6x04 - Things I never said
Noté una brisa fría, levanté la cabeza y ví a Eric parado frente a mí. Su expresión era indescifrable pero parecía asustado.
Sookie – gritó
Las piernas no me respondían. Y la gente nos estaba mirando. Eric cogió mi cara con sus manos
Sookie, por favor. ¡Háblame!
Cuando por fin pude reaccionar me senté en la mesa que solo unos momentos atrás había sido ocupada por Warlow.
Arlene vino corriendo
Sookie ¿Qué ha pasado? ¿Qué te ha hecho ese vampiro? Estás pálida – chilló
¿Qué vampiro? – la voz de Eric se elevó por encima de la suya
Arlene, estoy bien, tranquila. Me gustaría hablar con él – dije finalmente mirando a Eric
Está bien. Pero si te hace algo, gritas – dijo apartándose de Eric rápidamente
Eric se sentó en frente de mí.
¿Qué ha ocurrido? Sentí tu miedo y vine lo antes posible. ¿Ha sido Bill? – su mirada no se apartaba de la mía
No, no ha sido él. Vino Warlow – susurré
¡Mierda! – dijo dando un golpe en la mesa que hizo que la gente se volviese a mirarnos - ¿Dónde estaba ese chucho? Le dije que te vigilase hasta que terminases tu jornada. Acaba de firmar su sentencia de muerte – estaba furioso
Eric, por favor, no culpes a Alcide. Él no hubiera podido hacer nada. Hasta lo podría haber matado
¿Qué te hizo?
Me dijo que era suya y que pronto tendría noticias de él. Empezó a olerme. Me quedé paralizada por el miedo – confesé
Eric cogió su móvil y marcó un número
Nora ¿estás en casa de Sookie? – preguntó – Bien, ve a Fangtasia con Jessica y coge las dos bolsas que hay en el sótano. Después volved a casa de Sookie con ellas – dijo y colgó
Vamos a tu casa – dijo mientras se levantaba
Asentí sin decir nada
Le pedí a Eric que condujese mi coche ya que estaba demasiado nerviosa para hacerlo yo. Durante el trayecto mi mirada permaneció perdida en el horizonte, no me salían las palabras.

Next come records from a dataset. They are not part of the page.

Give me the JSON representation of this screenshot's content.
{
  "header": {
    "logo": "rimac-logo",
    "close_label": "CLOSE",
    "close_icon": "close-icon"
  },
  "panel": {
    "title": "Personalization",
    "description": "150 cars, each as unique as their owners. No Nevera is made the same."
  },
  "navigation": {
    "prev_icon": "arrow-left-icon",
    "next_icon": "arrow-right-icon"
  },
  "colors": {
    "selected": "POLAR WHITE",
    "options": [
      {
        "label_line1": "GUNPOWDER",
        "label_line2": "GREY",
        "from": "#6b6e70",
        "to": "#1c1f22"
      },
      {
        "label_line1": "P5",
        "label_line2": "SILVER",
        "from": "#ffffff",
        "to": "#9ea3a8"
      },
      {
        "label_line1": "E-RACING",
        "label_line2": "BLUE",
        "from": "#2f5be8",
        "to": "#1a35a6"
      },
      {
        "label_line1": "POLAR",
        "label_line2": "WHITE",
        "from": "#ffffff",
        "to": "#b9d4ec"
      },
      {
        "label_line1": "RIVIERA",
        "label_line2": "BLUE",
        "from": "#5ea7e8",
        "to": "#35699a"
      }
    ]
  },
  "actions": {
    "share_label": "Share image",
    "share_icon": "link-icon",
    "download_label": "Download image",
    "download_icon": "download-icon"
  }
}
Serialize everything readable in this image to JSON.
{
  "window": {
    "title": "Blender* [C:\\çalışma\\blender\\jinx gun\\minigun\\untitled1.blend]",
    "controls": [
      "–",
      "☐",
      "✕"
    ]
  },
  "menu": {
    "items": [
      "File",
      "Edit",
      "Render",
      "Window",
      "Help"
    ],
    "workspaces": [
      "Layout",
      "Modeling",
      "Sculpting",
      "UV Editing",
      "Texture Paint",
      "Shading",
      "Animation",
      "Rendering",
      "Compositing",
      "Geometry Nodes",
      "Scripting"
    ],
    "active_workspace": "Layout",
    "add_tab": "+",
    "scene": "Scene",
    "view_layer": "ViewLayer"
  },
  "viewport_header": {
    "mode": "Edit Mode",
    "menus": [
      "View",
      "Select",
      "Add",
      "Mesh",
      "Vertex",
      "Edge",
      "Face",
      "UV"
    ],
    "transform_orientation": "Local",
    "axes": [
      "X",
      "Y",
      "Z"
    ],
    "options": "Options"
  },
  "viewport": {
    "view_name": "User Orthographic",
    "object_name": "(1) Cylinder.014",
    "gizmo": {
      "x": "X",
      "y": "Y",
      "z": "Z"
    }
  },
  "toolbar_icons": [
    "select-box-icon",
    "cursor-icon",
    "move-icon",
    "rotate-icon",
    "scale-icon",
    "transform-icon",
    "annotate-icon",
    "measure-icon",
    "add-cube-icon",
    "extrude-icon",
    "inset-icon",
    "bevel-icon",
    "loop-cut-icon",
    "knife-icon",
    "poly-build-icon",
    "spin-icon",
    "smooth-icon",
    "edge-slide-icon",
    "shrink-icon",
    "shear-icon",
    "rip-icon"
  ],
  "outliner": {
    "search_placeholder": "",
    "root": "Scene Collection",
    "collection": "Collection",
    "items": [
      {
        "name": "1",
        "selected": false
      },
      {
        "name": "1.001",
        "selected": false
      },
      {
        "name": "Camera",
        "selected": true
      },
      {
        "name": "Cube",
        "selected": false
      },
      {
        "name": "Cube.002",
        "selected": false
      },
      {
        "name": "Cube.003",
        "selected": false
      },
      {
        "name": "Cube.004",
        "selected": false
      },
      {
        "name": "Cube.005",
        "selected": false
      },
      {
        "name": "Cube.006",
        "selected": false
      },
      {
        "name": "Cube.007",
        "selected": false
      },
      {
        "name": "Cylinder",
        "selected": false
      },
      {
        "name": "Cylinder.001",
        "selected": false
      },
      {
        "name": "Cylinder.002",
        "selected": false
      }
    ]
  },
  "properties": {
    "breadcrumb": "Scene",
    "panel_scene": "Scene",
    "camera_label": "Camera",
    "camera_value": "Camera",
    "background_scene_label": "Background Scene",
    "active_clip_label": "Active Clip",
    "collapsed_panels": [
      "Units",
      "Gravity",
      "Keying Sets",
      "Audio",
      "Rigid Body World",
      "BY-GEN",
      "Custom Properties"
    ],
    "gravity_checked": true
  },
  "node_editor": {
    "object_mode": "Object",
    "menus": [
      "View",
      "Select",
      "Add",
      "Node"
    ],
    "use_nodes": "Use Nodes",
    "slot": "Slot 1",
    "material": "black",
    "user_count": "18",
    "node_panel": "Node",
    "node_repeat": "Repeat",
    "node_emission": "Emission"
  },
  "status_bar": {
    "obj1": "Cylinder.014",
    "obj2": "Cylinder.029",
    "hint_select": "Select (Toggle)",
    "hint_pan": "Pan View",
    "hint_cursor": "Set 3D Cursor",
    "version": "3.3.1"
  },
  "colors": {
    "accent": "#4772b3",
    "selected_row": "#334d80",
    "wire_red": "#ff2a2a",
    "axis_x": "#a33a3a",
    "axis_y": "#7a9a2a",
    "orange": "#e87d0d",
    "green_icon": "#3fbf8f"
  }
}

Eric apagó el motor. Habíamos llegado a mi casa. Fui a abrir la puerta del coche cuando su manó se posó sobre la mía
¿Mejor? - murmuró
Me giré para mirarlo
Sí, gracias por acompañarme a casa
Estábamos tan cerca el uno del otro que hizo que sintiera ganas de besarlo, pero no me atreví.
Eric se giró, abrió la puerta y salió del coche, y yo hice lo mismo.
Ya en el porche Eric se dio la vuelta y me miró fijamente
Nora y Jessica no tardarán mucho en llegar. Les pedí que trajesen las armas que he comprado para nuestra defensa. Hay pulseras con balas de madera incrustadas que se accionan con un botón, estacas y sprays de plata. Quiero que lleves dos de esas pulseras puestas todos los días, y que guardes en tu bolso un spray y una estaca. Nunca te separes de ellos ¿me oyes? – su tono era serio
Está bien. Y – hice una pausa – gracias, por todo – susurré
Eric seguía serio e hizo un gesto de asentimiento con la cabeza
Me giré y vi aparecer a Jessica y Nora. Cada una llevaba una bolsa negra de viaje
¿Y bien? ¿Dónde dejamos esto? – dijo Nora con desgana
Pasemos dentro – contestó Eric
Por favor entrad – dije mirando a Jessica y a Nora
Nora no dejaba de mirarme. Parecía que ambas nos profesábamos el mismo aprecio.
Eric abrió las bolsas y sacó dos pulseras con balas de madera, una para cada brazo, dos sprays de plata y tres estacas.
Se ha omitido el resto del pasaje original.